The company also highlighted the inconsistency in warning sizes for similar harmful products, such as betel nut (areca nut), which is the principal ingredient of pan masala and alcohol, which is admittedly acknowledged as a harmful substance, still maintain a warning size of 3mm.

In response, FSSAI’s emphasised the historical context of the warning statements. It said the warning “Chewing of pan masala may be injurious to health” was introduced in 1990 and updated in 2011 to “Chewing of pan masala is injurious to health,” reflecting a more definitive health risk.

The FSSAI argued that the increased warning size is part of a broader public health policy aimed at enhancing consumer awareness and is a reasonable restriction under Article 19(6) of the Indian Constitution.

The high court, in its judgment on July 9, said the contention of the company that there was no scientific studies before the Scientific Panel for recommending the 50% size of the pack warning, is without any merits.

It noted that the recommendation for increasing the statutory warning size to 50% was first made by the Scientific Committee at its 31st Meeting on November 15, 2018, on the basis of the scientific opinion of the Scientific Panel on Food Additives, which concluded that pan masala is not safe for human consumption.

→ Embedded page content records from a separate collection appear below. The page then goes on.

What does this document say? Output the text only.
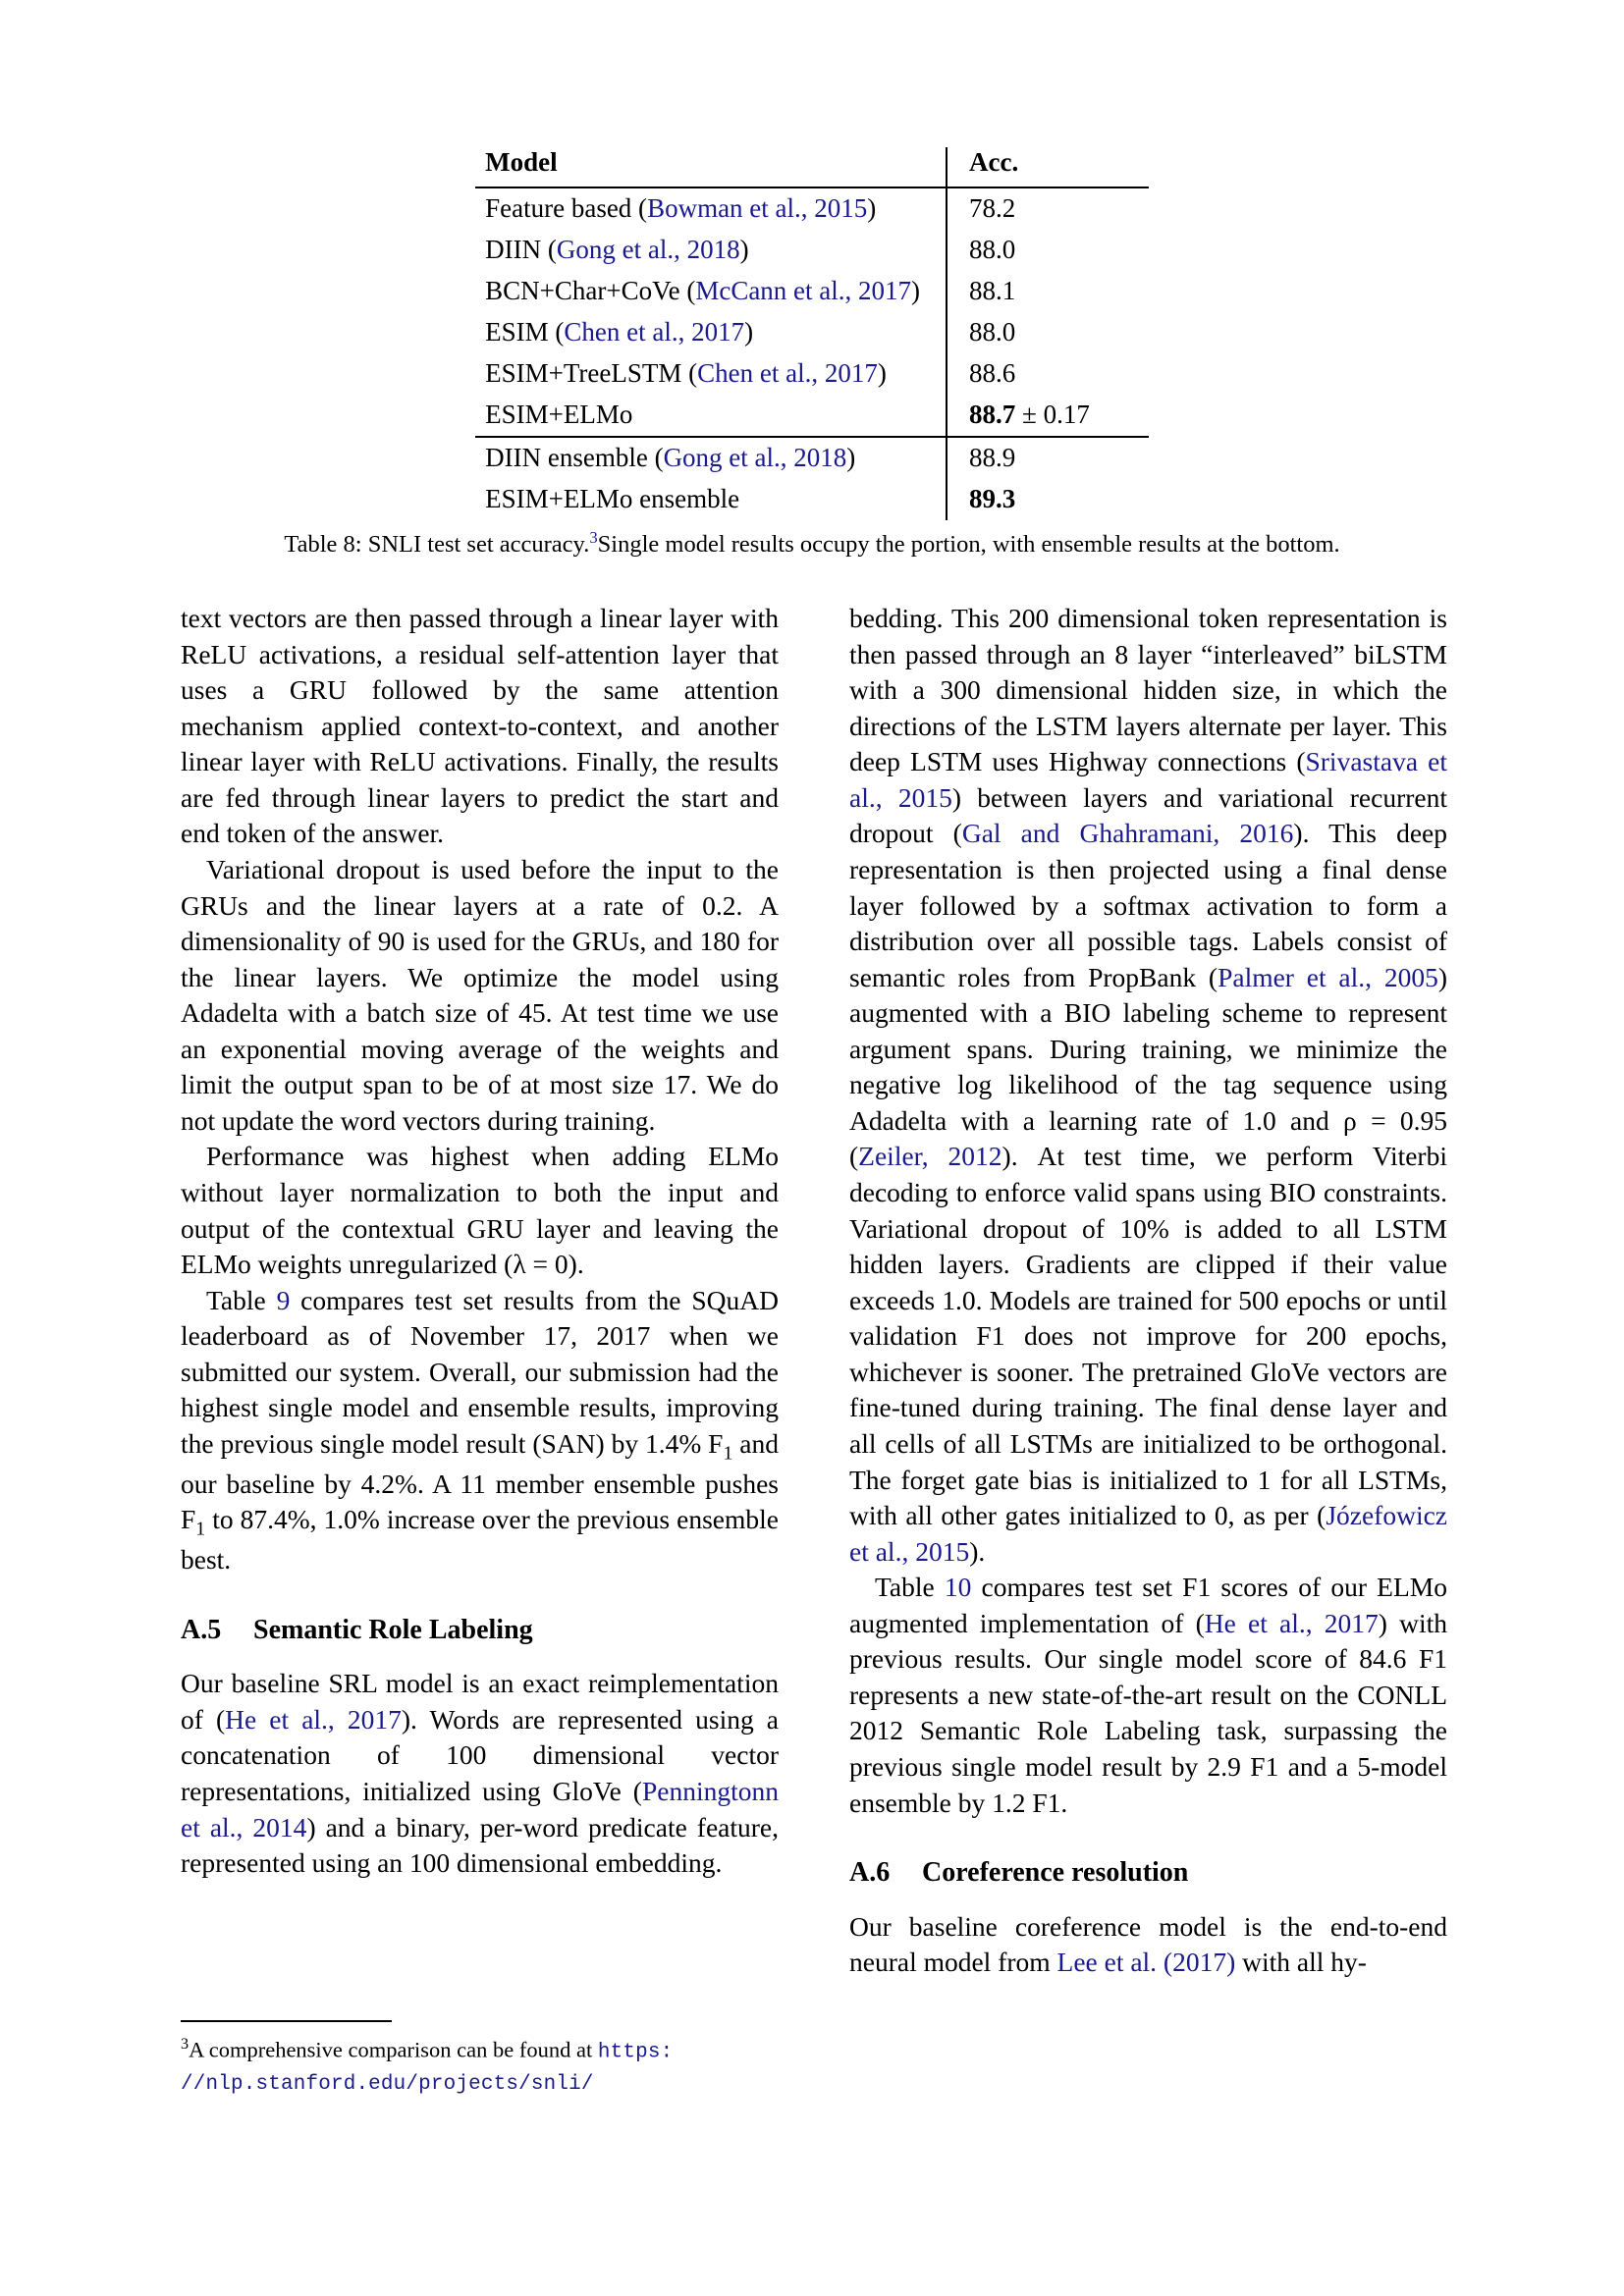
Model	Acc.

Feature based (Bowman et al., 2015)	78.2
DIIN (Gong et al., 2018)	88.0
BCN+Char+CoVe (McCann et al., 2017)	88.1
ESIM (Chen et al., 2017)	88.0
ESIM+TreeLSTM (Chen et al., 2017)	88.6
ESIM+ELMo	88.7 ± 0.17
DIIN ensemble (Gong et al., 2018)	88.9
ESIM+ELMo ensemble	89.3
Table 8: SNLI test set accuracy.$^3$Single model results occupy the portion, with ensemble results at the bottom.

text vectors are then passed through a linear layer with ReLU activations, a residual self-attention layer that uses a GRU followed by the same attention mechanism applied context-to-context, and another linear layer with ReLU activations. Finally, the results are fed through linear layers to predict the start and end token of the answer.

Variational dropout is used before the input to the GRUs and the linear layers at a rate of 0.2. A dimensionality of 90 is used for the GRUs, and 180 for the linear layers. We optimize the model using Adadelta with a batch size of 45. At test time we use an exponential moving average of the weights and limit the output span to be of at most size 17. We do not update the word vectors during training.

Performance was highest when adding ELMo without layer normalization to both the input and output of the contextual GRU layer and leaving the ELMo weights unregularized (λ = 0).

Table 9 compares test set results from the SQuAD leaderboard as of November 17, 2017 when we submitted our system. Overall, our submission had the highest single model and ensemble results, improving the previous single model result (SAN) by 1.4% $F_1$ and our baseline by 4.2%. A 11 member ensemble pushes $F_1$ to 87.4%, 1.0% increase over the previous ensemble best.

A.5 Semantic Role Labeling

Our baseline SRL model is an exact reimplementation of (He et al., 2017). Words are represented using a concatenation of 100 dimensional vector representations, initialized using GloVe (Penningtonn et al., 2014) and a binary, per-word predicate feature, represented using an 100 dimensional embedding.

bedding. This 200 dimensional token representation is then passed through an 8 layer “interleaved” biLSTM with a 300 dimensional hidden size, in which the directions of the LSTM layers alternate per layer. This deep LSTM uses Highway connections (Srivastava et al., 2015) between layers and variational recurrent dropout (Gal and Ghahramani, 2016). This deep representation is then projected using a final dense layer followed by a softmax activation to form a distribution over all possible tags. Labels consist of semantic roles from PropBank (Palmer et al., 2005) augmented with a BIO labeling scheme to represent argument spans. During training, we minimize the negative log likelihood of the tag sequence using Adadelta with a learning rate of 1.0 and ρ = 0.95 (Zeiler, 2012). At test time, we perform Viterbi decoding to enforce valid spans using BIO constraints. Variational dropout of 10% is added to all LSTM hidden layers. Gradients are clipped if their value exceeds 1.0. Models are trained for 500 epochs or until validation F1 does not improve for 200 epochs, whichever is sooner. The pretrained GloVe vectors are fine-tuned during training. The final dense layer and all cells of all LSTMs are initialized to be orthogonal. The forget gate bias is initialized to 1 for all LSTMs, with all other gates initialized to 0, as per (Józefowicz et al., 2015).

Table 10 compares test set F1 scores of our ELMo augmented implementation of (He et al., 2017) with previous results. Our single model score of 84.6 F1 represents a new state-of-the-art result on the CONLL 2012 Semantic Role Labeling task, surpassing the previous single model result by 2.9 F1 and a 5-model ensemble by 1.2 F1.

A.6 Coreference resolution

Our baseline coreference model is the end-to-end neural model from Lee et al. (2017) with all hy-

$^3$A comprehensive comparison can be found at https:
//nlp.stanford.edu/projects/snli/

The high court opined that the “Regulation gives effect to the legislative intent of safeguarding the larger public interest which is paramount”.

The high court further referenced expert reports and guidelines from the Ministry of Health and Family Welfare (MoHFW) of December 6, 2018, which showed that though there is a worldwide recommendation for banning pan masala, yet the Food Authority has for the present only taken the limited step of increasing the warning size.

“The resistance of the Petitioners to the increase in the warning size while accepting the existence of the health hazard of the pan masala, as evidenced by the expert studies, shows that the Petitioners are only seeking to subserve their personal interest without having regard for the public health,” the high court remarked while dismissing the plea of the company.